From another paper in that set, I get the impression that the async functionality for LSX builds on earlier work for a very early version of Unix:
- - -
When reading through the papers in that TUHS directory, something else caught my attention: early networking at the labs. For a while I have been puzzled by the “serial I/O loop” in use at the labs in the early seventies. Last Fall I found some 1970/1971 BSTJ papers about it, but there it stopped.

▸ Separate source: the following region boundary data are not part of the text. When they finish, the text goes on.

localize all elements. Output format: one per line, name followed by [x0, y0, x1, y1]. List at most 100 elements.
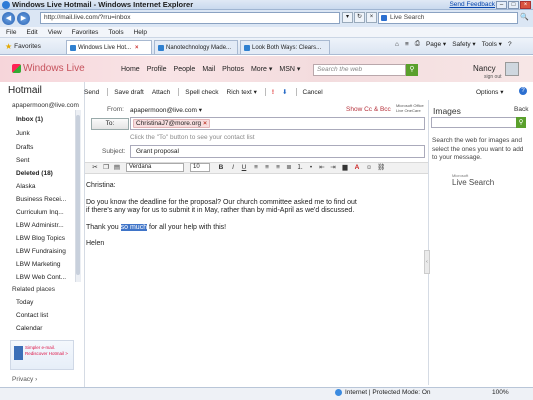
- underline-icon[interactable]: U: [240, 164, 248, 172]
- font-select[interactable]: Verdana: [126, 163, 184, 172]
- close-tab-icon[interactable]: ×: [135, 45, 139, 51]
- sidebar-item-alaska[interactable]: Alaska: [16, 183, 36, 190]
- sidebar-item-deleted[interactable]: Deleted (18): [16, 170, 53, 177]
- hotmail-ad[interactable]: Simpler e-mail. Rediscover Hotmail >: [10, 340, 74, 370]
- lock-icon[interactable]: ▾: [342, 12, 353, 23]
- forward-arrow-icon[interactable]: ▶: [17, 12, 30, 25]
- subject-field[interactable]: Grant proposal: [130, 145, 425, 158]
- avatar[interactable]: [505, 62, 519, 76]
- menu-favorites[interactable]: Favorites: [72, 29, 99, 36]
- windows-live-logo[interactable]: Windows Live: [12, 63, 85, 74]
- sidebar-scroll-thumb[interactable]: [76, 115, 80, 275]
- address-input[interactable]: http://mail.live.com/?rru=inbox: [40, 12, 340, 24]
- highlight-color-icon[interactable]: ▆: [341, 164, 349, 172]
- sidebar-item-lbw-blog[interactable]: LBW Blog Topics: [16, 235, 65, 242]
- tab-nanotechnology[interactable]: Nanotechnology Made...: [154, 40, 238, 54]
- tools-menu[interactable]: Tools ▾: [482, 40, 502, 48]
- favorites-button[interactable]: ★ Favorites: [2, 40, 44, 52]
- selected-text[interactable]: so much: [120, 223, 148, 231]
- menu-view[interactable]: View: [48, 29, 62, 36]
- sidebar-item-inbox[interactable]: Inbox (1): [16, 116, 43, 123]
- bulleted-list-icon[interactable]: •: [307, 164, 315, 172]
- help-icon[interactable]: ?: [508, 41, 512, 48]
- nav-home[interactable]: Home: [121, 66, 140, 73]
- show-cc-bcc-link[interactable]: Show Cc & Bcc: [346, 106, 391, 113]
- page-menu[interactable]: Page ▾: [426, 40, 446, 48]
- attach-button[interactable]: Attach: [152, 89, 170, 96]
- nav-people[interactable]: People: [174, 66, 196, 73]
- rich-text-dropdown[interactable]: Rich text ▾: [227, 88, 257, 96]
- numbered-list-icon[interactable]: ⒈: [296, 164, 304, 172]
- home-icon[interactable]: ⌂: [395, 41, 399, 48]
- images-back-link[interactable]: Back: [514, 106, 528, 113]
- minimize-button[interactable]: –: [496, 1, 507, 9]
- align-left-icon[interactable]: ≡: [252, 164, 260, 172]
- paste-icon[interactable]: ▤: [113, 164, 121, 172]
- nav-more[interactable]: More ▾: [251, 65, 272, 73]
- related-calendar[interactable]: Calendar: [16, 325, 42, 332]
- back-arrow-icon[interactable]: ◀: [2, 12, 15, 25]
- spell-check-button[interactable]: Spell check: [185, 89, 218, 96]
- related-today[interactable]: Today: [16, 299, 33, 306]
- recipient-chip[interactable]: ChristinaJ7@more.org ×: [133, 119, 210, 128]
- message-body-editor[interactable]: Christina: Do you know the deadline for …: [86, 182, 426, 257]
- tab-hotmail[interactable]: Windows Live Hot... ×: [66, 40, 152, 54]
- bold-icon[interactable]: B: [217, 164, 225, 172]
- options-menu[interactable]: Options ▾: [476, 88, 503, 96]
- align-center-icon[interactable]: ≡: [263, 164, 271, 172]
- sidebar-item-business-receipts[interactable]: Business Recei...: [16, 196, 66, 203]
- cancel-button[interactable]: Cancel: [303, 89, 323, 96]
- sidebar-item-lbw-fundraising[interactable]: LBW Fundraising: [16, 248, 66, 255]
- send-button[interactable]: Send: [84, 89, 99, 96]
- low-importance-icon[interactable]: ⬇: [282, 88, 287, 96]
- tab-look-both-ways[interactable]: Look Both Ways: Clears...: [240, 40, 330, 54]
- search-go-icon[interactable]: 🔍: [520, 13, 530, 23]
- sidebar-item-lbw-web[interactable]: LBW Web Cont...: [16, 274, 66, 281]
- collapse-panel-handle[interactable]: ‹: [424, 250, 430, 274]
- menu-tools[interactable]: Tools: [108, 29, 123, 36]
- sidebar-item-drafts[interactable]: Drafts: [16, 144, 33, 151]
- send-feedback-link[interactable]: Send Feedback: [449, 1, 495, 8]
- maximize-button[interactable]: □: [508, 1, 519, 9]
- nav-msn[interactable]: MSN ▾: [279, 65, 300, 73]
- increase-indent-icon[interactable]: ⇥: [329, 164, 337, 172]
- remove-recipient-icon[interactable]: ×: [203, 120, 207, 127]
- italic-icon[interactable]: I: [229, 164, 237, 172]
- decrease-indent-icon[interactable]: ⇤: [318, 164, 326, 172]
- feeds-icon[interactable]: ≡: [405, 41, 409, 48]
- web-search-input[interactable]: Search the web: [313, 64, 406, 76]
- sidebar-item-lbw-marketing[interactable]: LBW Marketing: [16, 261, 60, 268]
- justify-icon[interactable]: ≣: [285, 164, 293, 172]
- image-search-input[interactable]: [431, 117, 517, 128]
- cut-icon[interactable]: ✂: [91, 164, 99, 172]
- print-icon[interactable]: ⎙: [415, 40, 420, 48]
- font-color-icon[interactable]: A: [353, 164, 361, 172]
- menu-help[interactable]: Help: [134, 29, 147, 36]
- from-select[interactable]: apapermoon@live.com ▾: [130, 106, 202, 114]
- related-contact-list[interactable]: Contact list: [16, 312, 48, 319]
- browser-search-input[interactable]: Live Search: [378, 12, 518, 24]
- copy-icon[interactable]: ❐: [102, 164, 110, 172]
- refresh-icon[interactable]: ↻: [354, 12, 365, 23]
- zoom-level[interactable]: 100%: [492, 389, 509, 396]
- font-size-select[interactable]: 10: [190, 163, 210, 172]
- nav-profile[interactable]: Profile: [147, 66, 167, 73]
- safety-menu[interactable]: Safety ▾: [452, 40, 476, 48]
- to-button[interactable]: To:: [91, 118, 129, 130]
- emoticon-icon[interactable]: ☺: [365, 164, 373, 172]
- stop-icon[interactable]: ×: [366, 12, 377, 23]
- link-icon[interactable]: ⛓: [377, 164, 385, 172]
- search-icon[interactable]: ⚲: [406, 64, 418, 76]
- sidebar-item-sent[interactable]: Sent: [16, 157, 29, 164]
- align-right-icon[interactable]: ≡: [274, 164, 282, 172]
- user-name[interactable]: Nancy: [473, 64, 496, 73]
- sidebar-item-lbw-admin[interactable]: LBW Administr...: [16, 222, 64, 229]
- close-window-button[interactable]: ×: [520, 1, 531, 9]
- nav-photos[interactable]: Photos: [222, 66, 244, 73]
- nav-mail[interactable]: Mail: [202, 66, 215, 73]
- image-search-icon[interactable]: ⚲: [516, 117, 526, 128]
- high-importance-icon[interactable]: !: [272, 89, 274, 96]
- sign-out-link[interactable]: sign out: [484, 74, 502, 80]
- sidebar-title[interactable]: Hotmail: [8, 85, 42, 96]
- help-icon[interactable]: ?: [519, 87, 527, 95]
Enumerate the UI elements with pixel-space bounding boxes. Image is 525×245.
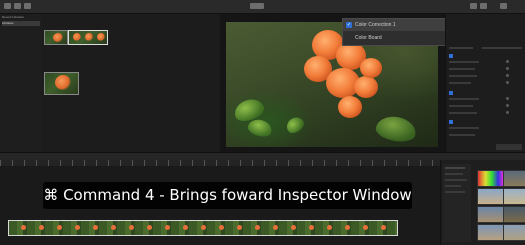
caption-text: ⌘ Command 4 - Brings foward Inspector Wi… [43, 186, 412, 204]
effect-thumbnail[interactable] [503, 206, 525, 223]
timeline-clip[interactable] [8, 220, 398, 236]
import-icon[interactable] [14, 3, 21, 9]
effect-thumbnail[interactable] [503, 170, 525, 187]
timeline-ruler[interactable] [0, 160, 440, 166]
inspector-icon[interactable] [470, 3, 477, 9]
effect-thumbnail[interactable] [477, 206, 504, 223]
library-icon[interactable] [4, 3, 11, 9]
effects-browser [440, 160, 525, 245]
clip-filmstrip[interactable] [68, 30, 108, 45]
clip-thumbnail[interactable] [44, 30, 68, 45]
settings-icon[interactable] [500, 3, 507, 9]
toolbar [0, 0, 525, 14]
event-browser [42, 14, 220, 152]
inspector [445, 14, 525, 152]
zoom-control[interactable] [250, 3, 264, 9]
checkbox-icon[interactable]: ✓ [346, 22, 352, 28]
sidebar-item[interactable]: Libraries [2, 21, 40, 26]
caption-overlay: ⌘ Command 4 - Brings foward Inspector Wi… [43, 182, 412, 209]
effect-thumbnail[interactable] [477, 170, 504, 187]
save-preset-button[interactable] [496, 144, 522, 150]
effect-thumbnail[interactable] [477, 224, 504, 241]
libraries-sidebar: Recent Libraries Libraries [0, 14, 43, 152]
effect-thumbnail[interactable] [503, 224, 525, 241]
share-icon[interactable] [480, 3, 487, 9]
clip-thumbnail[interactable] [44, 72, 79, 95]
sidebar-header: Recent Libraries [2, 15, 24, 19]
keyword-icon[interactable] [24, 3, 31, 9]
effect-thumbnail[interactable] [503, 188, 525, 205]
effect-thumbnail[interactable] [477, 188, 504, 205]
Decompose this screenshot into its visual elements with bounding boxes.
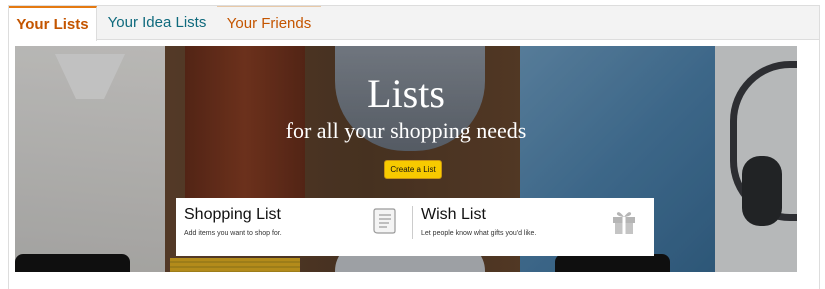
shopping-list-card[interactable]: Shopping List Add items you want to shop… [176,198,412,256]
hero-banner: Lists for all your shopping needs Create… [15,46,797,272]
tab-your-idea-lists[interactable]: Your Idea Lists [97,6,217,40]
hero-title: Lists [367,71,445,116]
tab-your-lists[interactable]: Your Lists [9,6,97,41]
wish-list-description: Let people know what gifts you'd like. [421,230,537,237]
gift-icon [613,212,635,234]
create-list-button[interactable]: Create a List [384,160,442,179]
receipt-icon [373,208,396,234]
wish-list-card[interactable]: Wish List Let people know what gifts you… [413,198,654,256]
shopping-list-title: Shopping List [184,206,281,223]
tab-bar: Your Lists Your Idea Lists Your Friends [9,6,819,41]
list-type-cards: Shopping List Add items you want to shop… [176,198,654,256]
tab-your-friends[interactable]: Your Friends [217,6,321,40]
shopping-list-description: Add items you want to shop for. [184,230,282,237]
wish-list-title: Wish List [421,206,486,223]
hero-subtitle: for all your shopping needs [285,118,527,143]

I see in the memo on Glance (https://www.tuhs.org/Archive/Documentation/TechReports/Heinz_Tech_Memos/TM-75-1352-3_GLANCE_Terminals_on_UNIX_Time-Sharing_19750303.pdf) that D.R. Weller continued to work on it up to 1973 at least and that it was integrated with Unix in some way. Is that correct? Did the two memo’s referred to (MM 70-1384-1 and TM 73-1356-8) survive?
Then the memo on satellite processors is very interesting (https://www.tuhs.org/Archive/Documentation/TechReports/Heinz_Tech_Memos/TM-78-3114-2_A_Minicomputer_Satellite_Processor_System_19780322.pdf). This appears to show the serial I/O loop in use as late as 1978, with a very intriguing use case involving system call forwarding over the network.
Can you tell me more about the serial I/O loop and its use cases?